His former assistant rector at Mount Calvary, Calbourn Perry, wrote "He drew to himself devoted friends and ardent admirers. His enthusiasm, his brilliant intellect, the positiveness of his convictions, were singularly blended with a woman's tenderness and sympathy. Men who widely differed from him respected him, and those who had keenly felt his reproofs, loved him."

A letter published in England's newspaper The Guardian describes him as "a brave American priest... he has left behind him as his monument in the history of the American church his devoted labors in Baltimore, his saintly life, his wonderful success in building up the spiritual fabric of the Church of Mount Calvary, and the many valuable agencies he has inaugurated... how many tears and prayers will go up before God for His brave soldier and servant, the young and crowned priest."

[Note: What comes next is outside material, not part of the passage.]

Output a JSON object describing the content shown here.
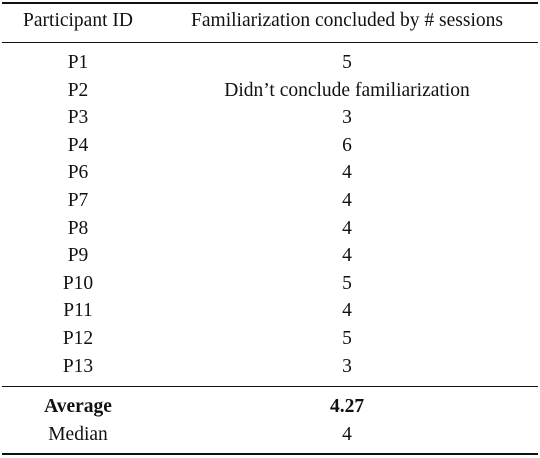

Hall Harrison, in his biography of Bishop John Barrett Kerfoot, said that Richey "so well known and so justly beloved in Maryland as rector of Mount Calvary Church, Baltimore, was himself of a frank, ingenuous nature, full of burning zeal, firm in his convictions, and fearless and outspoken in maintaining them."

In 1987, the All Saints Sisters and the Mount Calvary Church jointly founded a hospice, which was named the Joseph Richey House in his honor. In 2004, Richey was added to the calendar of Lesser Feasts and Fasts of the Episcopal Diocese of Maryland, with a feast day of September 23.